A couple of weeks later, I walked out of class to Christian protesters in Kogan Plaza. I was irritated at the impromptu demonstration, but I was more annoyed that I could not move past the protest without a microphone blasting in my ears. Their demonstration seemed unremarkable to me, if not for the crowd of students who formed around them and yelled back at them. Instead of taking an alternate route to my residence hall, I stopped and watched the show. Again, the counter-protesters shouted at men who did not seem to listen to the outraged students yelling in their ears.

These students devalued their own opinions by lending themselves to deaf ears. They should have turned away the moment they realized the preacher was not willing to entertain a dialogue about religion, but they stayed.

Hannah Thacker | Cartoonist

If I disagree with a brick wall, I will find a way to move past it instead of hoping that it will bend to me. This is not cowardice, this is self preservation. I know what is and is not worthy of my time to discuss. Counter-protesting is not an effective tool to change minds – it only gives the original protesters the attention they want.

I was raised in a Catholic household, but like many others was pushed away from the church because of beliefs that I felt were alienating or conflicted with my own. Having heard my fair share of fire and brimstone for countless Sundays, these priests were not a shock to me. I have made peace with my relationship with the Catholic Church, which, unfortunately for these preachers, means their actions do not matter to me in the slightest.
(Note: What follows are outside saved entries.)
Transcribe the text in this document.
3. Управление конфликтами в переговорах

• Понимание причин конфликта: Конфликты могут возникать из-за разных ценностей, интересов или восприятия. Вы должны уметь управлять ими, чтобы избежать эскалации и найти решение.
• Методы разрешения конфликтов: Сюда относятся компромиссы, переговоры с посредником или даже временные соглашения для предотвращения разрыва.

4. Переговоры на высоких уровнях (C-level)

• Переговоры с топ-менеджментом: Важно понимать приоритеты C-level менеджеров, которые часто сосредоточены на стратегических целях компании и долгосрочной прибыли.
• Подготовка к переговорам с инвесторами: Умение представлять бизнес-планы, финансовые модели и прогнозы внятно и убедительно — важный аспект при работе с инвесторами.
The recently popularized phrase “OK boomer” explains this attitude perfectly. Many older generations are so set in their ways that it is emotionally taxing to explain your own perspective to them. Every political discussion seems like you are put on trial to justify your opinions – unless you let it all go and realize that you do not have to prove yourself to anyone. If someone really wants to understand your opinion, they can put in the effort to look it up themselves. A street altercation is not meant to understand the other side, it is a call for attention and an invitation to fight. One demonstrator even admitted that they enjoyed protesting at GW because students pay attention to them and engage with them more than at other schools. But students should not waste their limited time and energy inciting disagreements and discussions that go nowhere – it is not activism, it is a waste of their time and emotion.

These missionaries are not, nor will they be, the last to attempt to spark controversy on campus grounds. But the difference between the evangelists and an organized protest that directly threatens students is that they had no clear mission statement. These men were seeking attention, and what students gave them was attention.

Students should think more carefully the next time they empower another desperate voice on the street.

Nicole Caracappa, a freshman majoring in archaeology, is an opinions writer.